Empowering mastectomy tattoo by Lianne Moule

Back in August, we spotted this absolutely stunning mastectomy tattoo by Lianne Moule, who works at Immortal Ink in Chelmsford, after she shared it on Instagram. So we got in touch with Lianne to find out more about the process, we’re sharing the story here to mark Breast Cancer Awareness Month.

“Around four years ago, Liz was diagnosed with a rare form of cancer: sarcoma. The type and size of the cancer dictated that Liz’s only real option was a mastectomy with delayed reconstruction. The process must have taken a huge amount of strength and courage but I’m so grateful she allowed me to be a small part of her inspiring journey.

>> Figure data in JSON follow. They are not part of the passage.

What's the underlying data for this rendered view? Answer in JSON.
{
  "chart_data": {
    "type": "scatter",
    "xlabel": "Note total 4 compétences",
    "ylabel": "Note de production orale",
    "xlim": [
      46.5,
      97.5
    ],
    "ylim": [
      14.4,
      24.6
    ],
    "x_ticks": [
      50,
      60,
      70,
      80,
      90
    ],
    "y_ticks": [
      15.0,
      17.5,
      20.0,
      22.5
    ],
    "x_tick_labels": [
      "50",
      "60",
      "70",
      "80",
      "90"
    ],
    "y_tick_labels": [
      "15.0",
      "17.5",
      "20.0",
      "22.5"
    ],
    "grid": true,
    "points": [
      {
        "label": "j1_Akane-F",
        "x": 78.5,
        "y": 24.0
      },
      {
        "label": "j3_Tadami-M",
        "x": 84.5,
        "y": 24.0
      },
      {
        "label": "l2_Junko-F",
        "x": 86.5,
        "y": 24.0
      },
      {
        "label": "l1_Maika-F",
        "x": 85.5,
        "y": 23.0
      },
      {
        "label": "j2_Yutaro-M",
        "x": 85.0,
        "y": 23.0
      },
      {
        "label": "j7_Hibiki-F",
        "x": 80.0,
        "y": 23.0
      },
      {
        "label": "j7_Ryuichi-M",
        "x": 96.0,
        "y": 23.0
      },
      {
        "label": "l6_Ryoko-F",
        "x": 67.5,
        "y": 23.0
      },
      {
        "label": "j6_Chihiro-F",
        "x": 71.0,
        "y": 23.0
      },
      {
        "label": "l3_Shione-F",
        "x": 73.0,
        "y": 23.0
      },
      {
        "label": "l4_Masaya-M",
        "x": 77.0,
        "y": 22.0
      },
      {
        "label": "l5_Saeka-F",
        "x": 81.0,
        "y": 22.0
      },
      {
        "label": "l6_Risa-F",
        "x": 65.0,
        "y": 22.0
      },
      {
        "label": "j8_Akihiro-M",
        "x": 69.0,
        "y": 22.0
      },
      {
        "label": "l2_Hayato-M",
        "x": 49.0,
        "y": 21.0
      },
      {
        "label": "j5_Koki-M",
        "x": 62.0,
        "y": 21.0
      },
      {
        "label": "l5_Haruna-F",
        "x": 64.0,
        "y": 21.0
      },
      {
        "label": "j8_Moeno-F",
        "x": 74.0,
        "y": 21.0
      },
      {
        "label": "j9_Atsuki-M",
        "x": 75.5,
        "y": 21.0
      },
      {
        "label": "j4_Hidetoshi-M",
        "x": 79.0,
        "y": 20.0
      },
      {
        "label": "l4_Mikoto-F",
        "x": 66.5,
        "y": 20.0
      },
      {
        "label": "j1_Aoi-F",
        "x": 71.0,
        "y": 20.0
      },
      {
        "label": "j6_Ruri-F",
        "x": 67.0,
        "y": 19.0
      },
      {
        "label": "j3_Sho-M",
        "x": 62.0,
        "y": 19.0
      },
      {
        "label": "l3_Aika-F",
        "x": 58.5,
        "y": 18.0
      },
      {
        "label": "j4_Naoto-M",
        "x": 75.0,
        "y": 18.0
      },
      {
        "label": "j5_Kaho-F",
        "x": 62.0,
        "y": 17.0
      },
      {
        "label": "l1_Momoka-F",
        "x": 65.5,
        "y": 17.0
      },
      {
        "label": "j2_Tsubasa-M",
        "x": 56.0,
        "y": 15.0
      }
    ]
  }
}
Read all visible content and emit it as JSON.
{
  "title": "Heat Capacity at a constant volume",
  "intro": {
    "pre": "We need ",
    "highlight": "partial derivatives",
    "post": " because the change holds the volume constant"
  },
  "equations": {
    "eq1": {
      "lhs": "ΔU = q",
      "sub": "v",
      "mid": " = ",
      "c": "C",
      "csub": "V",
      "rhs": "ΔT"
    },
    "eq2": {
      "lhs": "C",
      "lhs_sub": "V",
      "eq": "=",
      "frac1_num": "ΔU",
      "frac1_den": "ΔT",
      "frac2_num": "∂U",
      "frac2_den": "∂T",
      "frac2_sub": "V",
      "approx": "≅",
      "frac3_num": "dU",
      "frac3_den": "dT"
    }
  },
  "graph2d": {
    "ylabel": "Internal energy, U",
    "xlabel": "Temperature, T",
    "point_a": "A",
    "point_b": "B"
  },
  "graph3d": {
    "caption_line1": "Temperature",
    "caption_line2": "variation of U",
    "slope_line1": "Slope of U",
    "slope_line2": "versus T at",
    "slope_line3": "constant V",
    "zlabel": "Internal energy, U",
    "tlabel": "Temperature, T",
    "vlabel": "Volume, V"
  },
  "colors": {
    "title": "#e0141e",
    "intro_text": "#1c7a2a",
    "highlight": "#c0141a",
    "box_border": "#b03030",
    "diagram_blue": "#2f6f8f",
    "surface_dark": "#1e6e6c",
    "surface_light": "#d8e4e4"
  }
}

“Having never had a tattoo in her life, I am awe-inspired that she found me to request a mastectomy cover-up. Liz emailed the studio and told us about her situation and what she wanted to do. When I met Liz for her first consultation, she was very nervous. But she bravely told me her story. When she was diagnosed and told she would lose her breast, she was overrun by emotions. She even said to the consultant that she would rather die than lose her breast. She was aware that even though it seemed a dramatic reaction, her emotions were all over the place and she genuinely felt that. All of a sudden, she was aware of the fact that she felt her breasts gave her femininity, she questioned whether or not she would be able to love her body afterwards.

“Liz told me that throughout every stage of her diagnosis, surgery and aftercare, she was given so much support by the different departments – every team would explain what would be happening to her body and what the options were for her in the future. She decided to go ahead with a nipple graft onto the reconstructed breast, but at this point in the surgeries, she still didn’t know what she wanted to do with her body.

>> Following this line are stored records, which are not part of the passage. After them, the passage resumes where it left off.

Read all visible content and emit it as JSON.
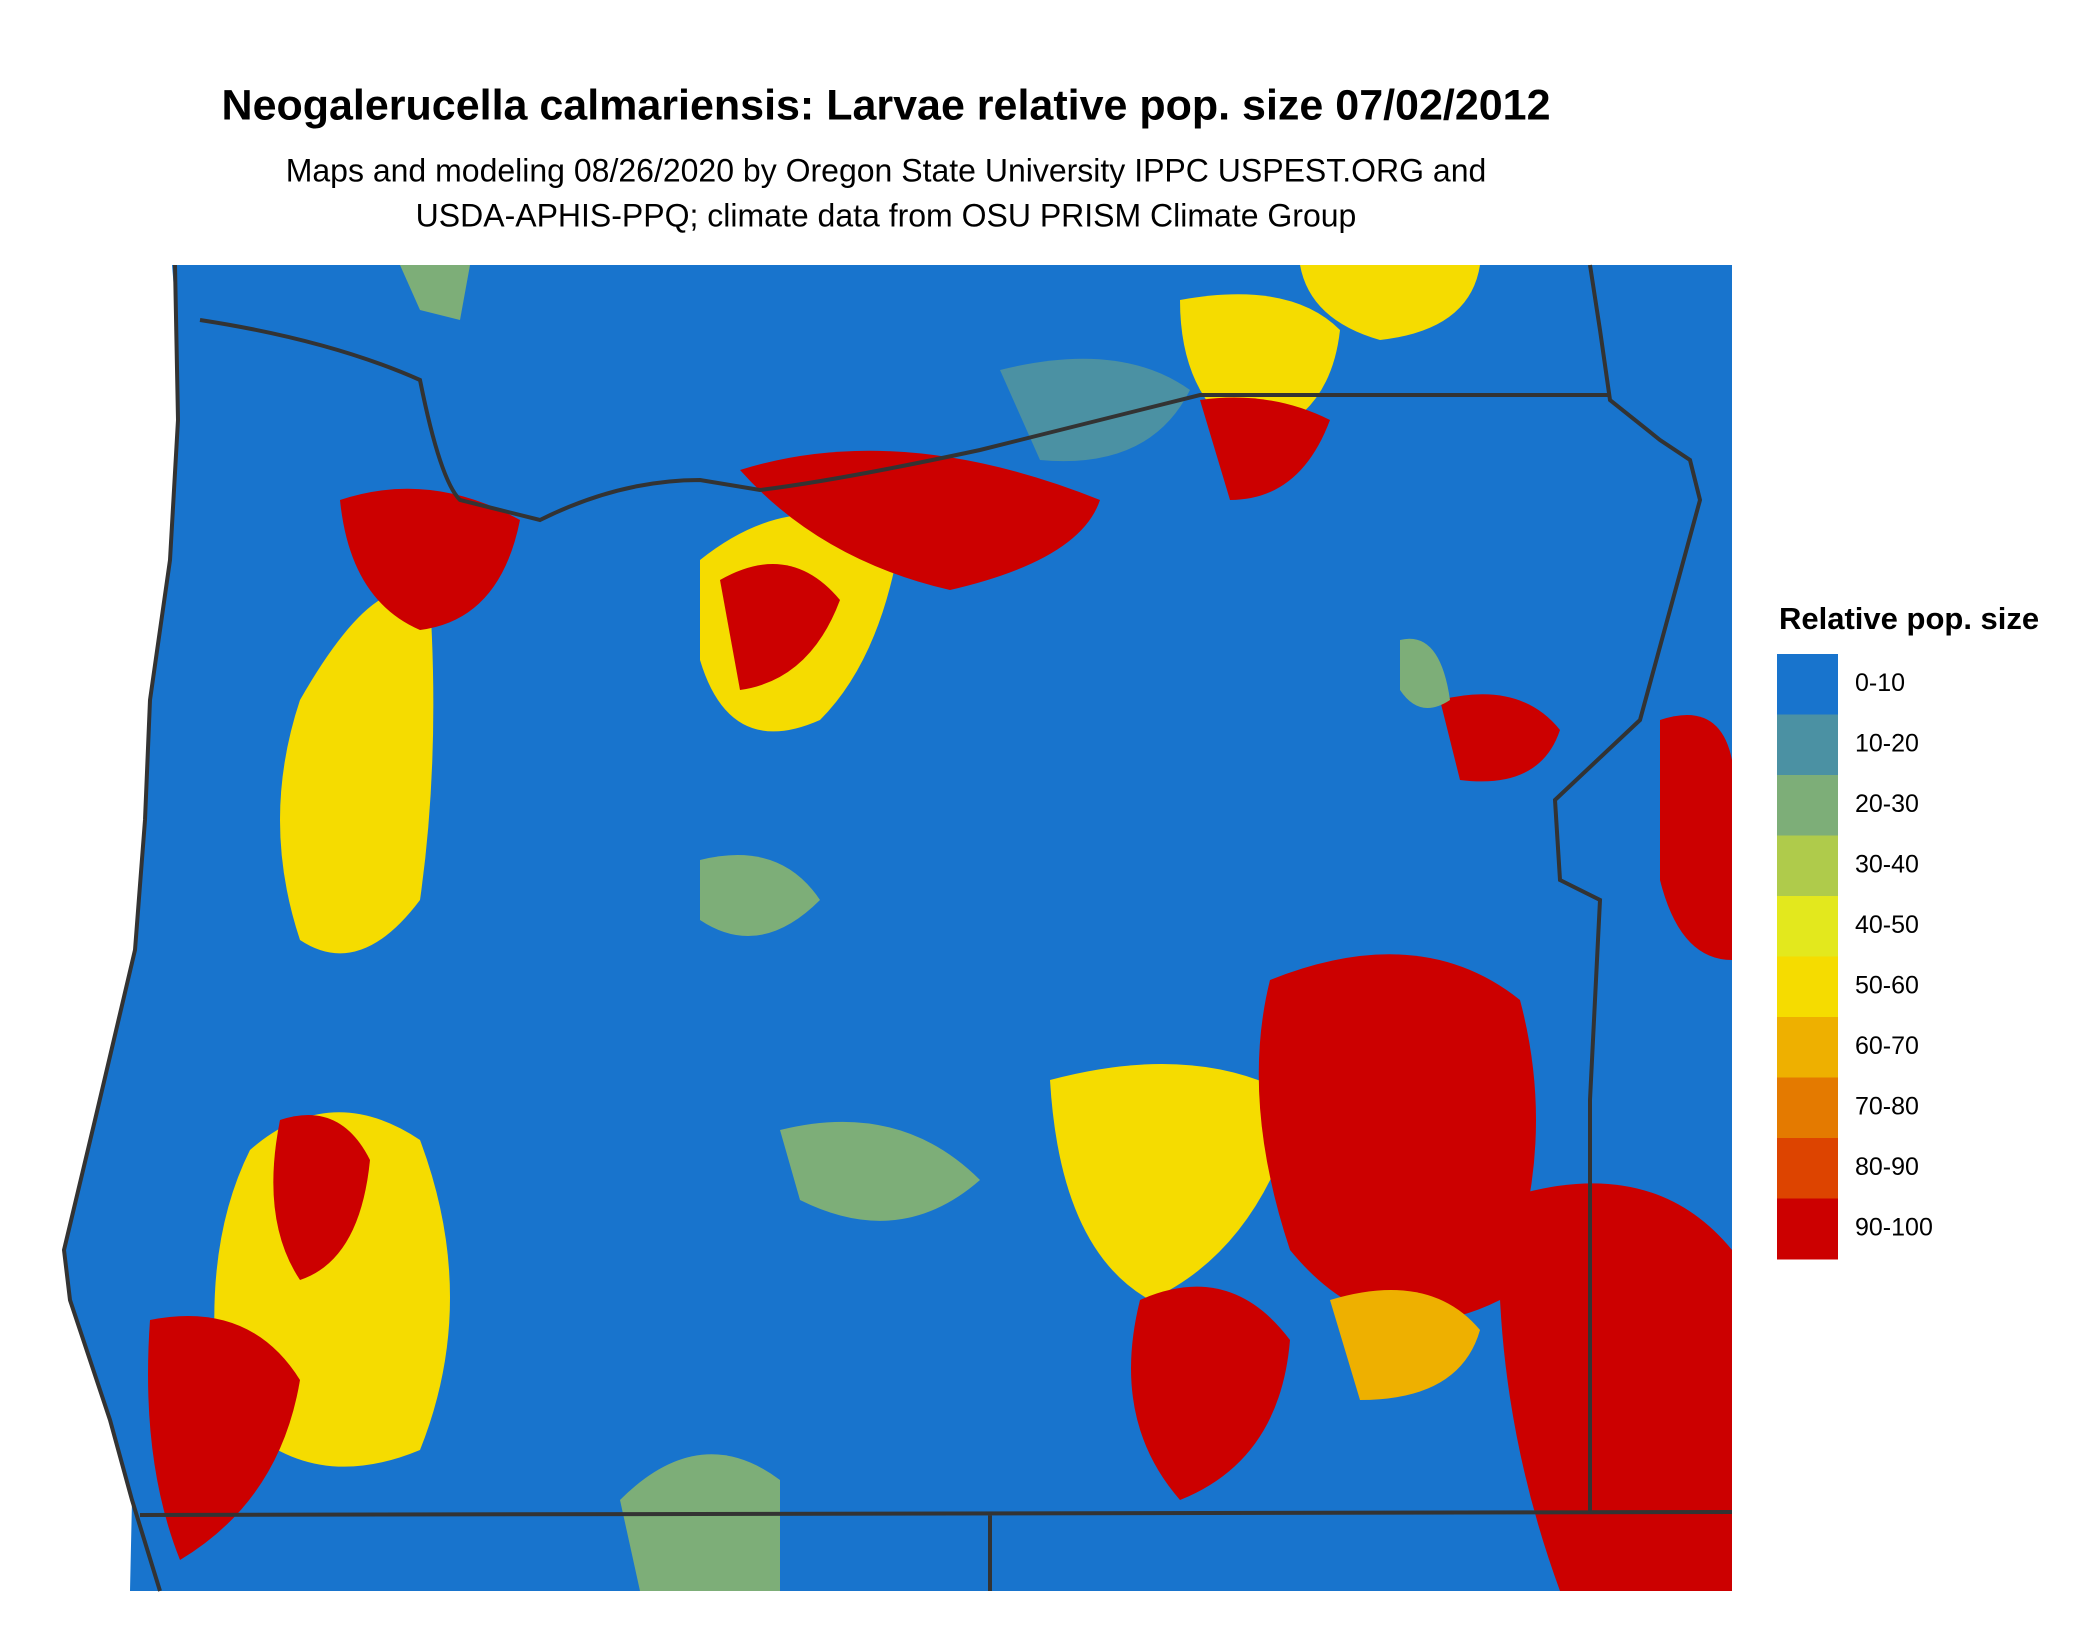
{
  "title": "Neogalerucella calmariensis: Larvae relative pop. size 07/02/2012",
  "subtitle": [
    "Maps and modeling 08/26/2020 by Oregon State University IPPC USPEST.ORG and",
    "USDA-APHIS-PPQ; climate data from OSU PRISM Climate Group"
  ],
  "legend": {
    "title": "Relative pop. size",
    "items": [
      {
        "label": "0-10",
        "color": "#1874cd"
      },
      {
        "label": "10-20",
        "color": "#4b91a3"
      },
      {
        "label": "20-30",
        "color": "#7dae78"
      },
      {
        "label": "30-40",
        "color": "#afcb4b"
      },
      {
        "label": "40-50",
        "color": "#e3e81d"
      },
      {
        "label": "50-60",
        "color": "#f5dc00"
      },
      {
        "label": "60-70",
        "color": "#eeb000"
      },
      {
        "label": "70-80",
        "color": "#e47a00"
      },
      {
        "label": "80-90",
        "color": "#dd4400"
      },
      {
        "label": "90-100",
        "color": "#cc0000"
      }
    ]
  }
}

“When Liz was looking at the option of getting tattooed nipples, she came across some pictures of some flowers over mastectomy scars. Liz told me many times that she would never have had a tattoo if it hadn’t been for this journey she has been through. When Liz’s breast was taken away, it was replaced with what she calls ‘a lump of flesh’ – she said it never felt like her breast. With these feelings, Liz said she wanted to make it ‘her own’. Having a beautiful picture on it would make it finally hers, after having many operations without choice, she could finally make a decision to do what she wanted with it.

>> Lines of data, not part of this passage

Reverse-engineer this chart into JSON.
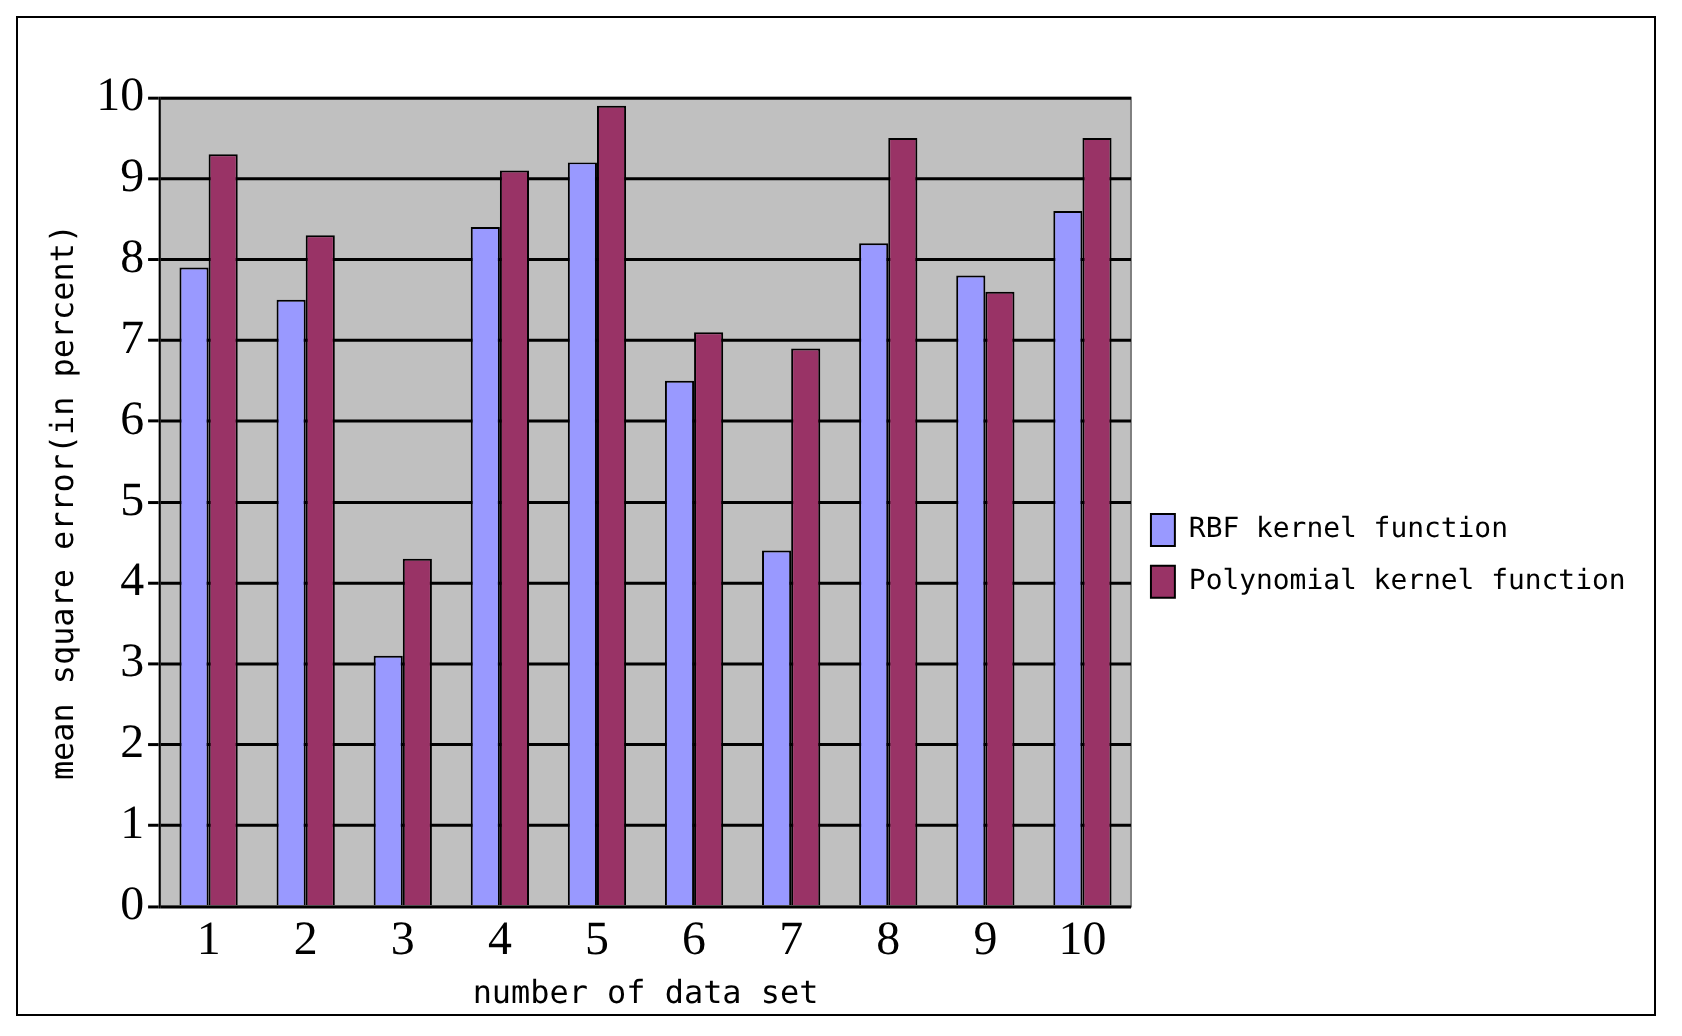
{
  "chart_data": {
    "type": "bar",
    "xlabel": "number of data set",
    "ylabel": "mean square error(in percent)",
    "categories": [
      "1",
      "2",
      "3",
      "4",
      "5",
      "6",
      "7",
      "8",
      "9",
      "10"
    ],
    "series": [
      {
        "name": "RBF kernel function",
        "color": "#9999ff",
        "values": [
          7.9,
          7.5,
          3.1,
          8.4,
          9.2,
          6.5,
          4.4,
          8.2,
          7.8,
          8.6
        ]
      },
      {
        "name": "Polynomial kernel function",
        "color": "#993366",
        "values": [
          9.3,
          8.3,
          4.3,
          9.1,
          9.9,
          7.1,
          6.9,
          9.5,
          7.6,
          9.5
        ]
      }
    ],
    "ylim": [
      0,
      10
    ],
    "yticks": [
      0,
      1,
      2,
      3,
      4,
      5,
      6,
      7,
      8,
      9,
      10
    ],
    "grid": "y",
    "legend": "right"
  }
}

“Every time I tattoo a breast cancer survivor, it is always about reclaiming their body. It’s the decision that they get to finally make about their own body, to get closure of their experience. Having their bodies cut and poked and prodded and tested without really having a choice, it’s empowering to finally make a decision.

“Liz’s tattoo is one of my favourite pieces of artwork, she looks beautiful and I really hope she feels it. It’s detailed and colourful and I forever hope it gives her confidence.”

Research shows that one in seven women in the UK will develop breast cancer at some stage in their lifetime. October marks Breast Cancer Awareness Month. It is so so important to check your breasts (if you need help with this head to coppafeel.org).